Modern scholars have added that the worms could have been part of a serious bowel disease. Perhaps it could also be a punishment for the suffering that he inflicted upon the apostles of Jesus. For instance, he beheaded James and had Peter imprisoned.

Symbol of Vileness and Impotence

Symbol of Vileness and Impotence

In the Book of Job 25, the Bible brings us to Bildad’s final speech where he muses upon the greatness of God. In the second section of his speech, Bildad looks at man in comparison to the greatness of God. In verse 5 and 6, the Bible says,

“If even the moon does not shine, and the stars are not pure in His sight, how much less man, who is but a maggot, and the son of man, who is but a worm!”

Bildad considers the glorious aspects of creation and concludes that even those fall short of God’s glory. In comparing man to a worm, the symbolism is that humans are vile and impotent, coming forth from corruption and to corruption they will return. In whichever dimension, man doesn’t qualify to appear before God who is holy and mighty.

Because Job was contending with God, Bildad thought that Job was guilty and should not even appear before God. The worm or maggot reflects the lowliness of man to the extent of his incapability to argue anything before God. In a similar verse in Isaiah 41:14, the Bible says,

“Do not be afraid, you worm Jacob, little Israel, do not fear, for I myself will help you,” declares the LORD, your Redeemer, the Holy One of Israel.”

Symbol of Disobedience

God is our provider and sustainer, and he is faithful to the very end. Whenever he commands us to do something, he has a reason why he says so. In the Desert of Sin, the Israelites had began grumbling against both Moses and Aaron.

They referred to the times they were in Egypt, the pots of meat they ate and whatever food they wanted they could get it for themselves. In the desert, they had the feeling that they were almost starving to death.

In response, God reigns bread from heaven for them with the instruction that they should not keep it until morning. However, some of them in disobedience paid no attention to Moses.
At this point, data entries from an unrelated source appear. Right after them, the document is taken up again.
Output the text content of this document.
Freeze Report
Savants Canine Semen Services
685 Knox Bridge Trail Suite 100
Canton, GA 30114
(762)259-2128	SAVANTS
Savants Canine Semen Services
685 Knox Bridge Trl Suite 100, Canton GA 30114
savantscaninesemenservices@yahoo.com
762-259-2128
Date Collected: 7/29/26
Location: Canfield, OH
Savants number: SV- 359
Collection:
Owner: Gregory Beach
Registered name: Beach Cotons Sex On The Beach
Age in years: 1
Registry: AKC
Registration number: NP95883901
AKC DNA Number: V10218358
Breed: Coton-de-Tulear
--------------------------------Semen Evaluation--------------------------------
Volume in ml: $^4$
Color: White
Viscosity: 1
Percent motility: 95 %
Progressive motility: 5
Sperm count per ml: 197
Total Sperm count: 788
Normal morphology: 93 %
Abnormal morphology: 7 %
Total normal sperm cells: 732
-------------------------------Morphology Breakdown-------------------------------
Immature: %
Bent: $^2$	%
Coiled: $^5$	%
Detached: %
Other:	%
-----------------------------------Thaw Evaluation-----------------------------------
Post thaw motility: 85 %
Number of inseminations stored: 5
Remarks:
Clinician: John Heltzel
As a consequence, the leftovers that they kept until the following day were full of maggots and stinking. This is a classic example of man’s disobedience and the immediate repercussions from God. The worms not only represent destruction but also symbolize the overall theme of disobedience to the word of God.

Conclusion

When the Bible refers to worms, it means so many different things. Some of the references symbolize the lowliness of man, in other instances, it is a symbol of destruction while you may also draw symbolism of disobedience and the punishment of hell.

Whichever the case, worms do not generally depict positive things as far as the Bible symbolism is concerned.